I truly honestly thought I might end up in the hospital in a state of complete physical deterioration.

But that didn’t happen. In fact, I feel more alive than ever. And the more I decided to love people, the more I wanted to love more people and the more I loved the people I already loved. I found out that I am God’s favorite, which is evidenced by the fact that he put all the very best, most amazing people in my life. Sucks to be you, but wow, am I ever so lucky.

3. Fear and self-effort are BFFs.

Maybe not everyone is this way, but I am my own worst slave driver. I’m always breathing down my neck, telling me I should be doing something more productive and why haven’t I taken care of this yet and what I just did was not good enough and the next thing I do probably won’t be either. Fear is the one behind all these ridiculous claims.

The advice I would give most people about most everything is this: calm down and stop trying so hard. (To most of the other people I would probably say “get off your butt and go do that thing you want to do”. Some people would get both pieces of advice.)

And mostly this is the type of advice I need to tell myself. But somehow I feel like if I don’t freak out and claw maniacally towards perfection that the ground will open up underneath me and swallow me up.

But love can let go because it knows Somebody will catch me.

These past weeks I got a fresh taste of what it feels like to shift my reliance from self to God. A couple times I wrote down my day’s agenda and then gave it up — allowing it to be a backup plan instead of a do-or-die list. I asked God questions and sometimes even remembered to take time to listen for the answer. Some mornings — especially the overwhelming ones — I asked myself what I would do that day if I weren’t afraid and then I did that instead.

It was so freeing to realize that I don’t have to try so hard, that most of what I have, what I do, who I am, is good enough.

4. Fear is an inside problem that can’t be fixed by outside solutions.

When I’m overwhelmed and anxious, I usually believe that doing more stuff will probably help me feel better. I even add more tasks to my must-be-done-now list, really important things like sorting my receipts.

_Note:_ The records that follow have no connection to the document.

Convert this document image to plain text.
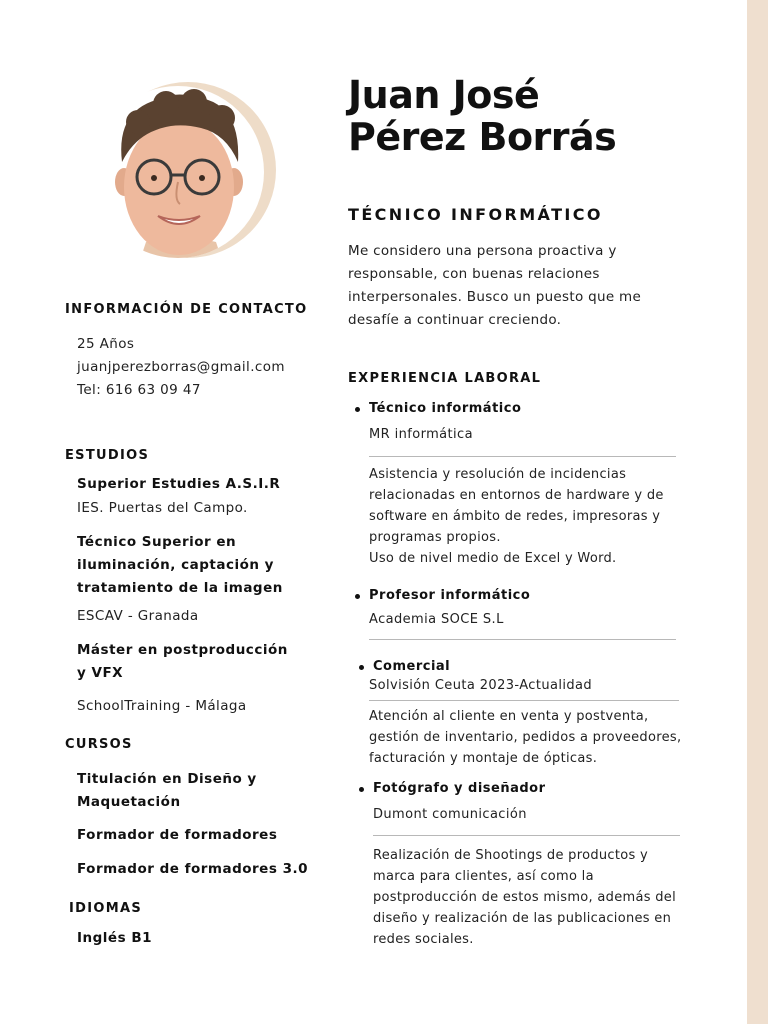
Juan José
Pérez Borrás
TÉCNICO INFORMÁTICO

Me considero una persona proactiva y responsable, con buenas relaciones interpersonales. Busco un puesto que me desafíe a continuar creciendo.

INFORMACIÓN DE CONTACTO
25 Años
juanjperezborras@gmail.com
Tel: 616 63 09 47
ESTUDIOS
Superior Estudies A.S.I.R
IES. Puertas del Campo.
Técnico Superior en
iluminación, captación y
tratamiento de la imagen
ESCAV - Granada
Máster en postproducción
y VFX
SchoolTraining - Málaga
CURSOS
Titulación en Diseño y
Maquetación
Formador de formadores
Formador de formadores 3.0
IDIOMAS
Inglés B1
EXPERIENCIA LABORAL
Técnico informático
MR informática

Asistencia y resolución de incidencias
relacionadas en entornos de hardware y de
software en ámbito de redes, impresoras y
programas propios.
Uso de nivel medio de Excel y Word.

Profesor informático
Academia SOCE S.L
Comercial
Solvisión Ceuta 2023-Actualidad

Atención al cliente en venta y postventa,
gestión de inventario, pedidos a proveedores,
facturación y montaje de ópticas.

Fotógrafo y diseñador
Dumont comunicación

Realización de Shootings de productos y
marca para clientes, así como la
postproducción de estos mismo, además del
diseño y realización de las publicaciones en
redes sociales.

I say things to myself like “Once I do this or figure out that, then I will be OK”. But fear comes from inside us, not outside us — unless the fear is a literal grizzly bear — and trying to fix the outside really doesn’t solve the problem, it just temporarily muffles it.

This one is still hard for me. I don’t have any 3-step, or even 12-step, solutions for how to calm down and release fear when the day’s agenda insists on the opposite. What I do have is an awareness of my old ways, the ways that let me hobble through the day, the ways that are no longer good enough. And I have a Guide who reminds me of what he told me the day before, which is the same as what he said the afternoon before that and two mornings prior.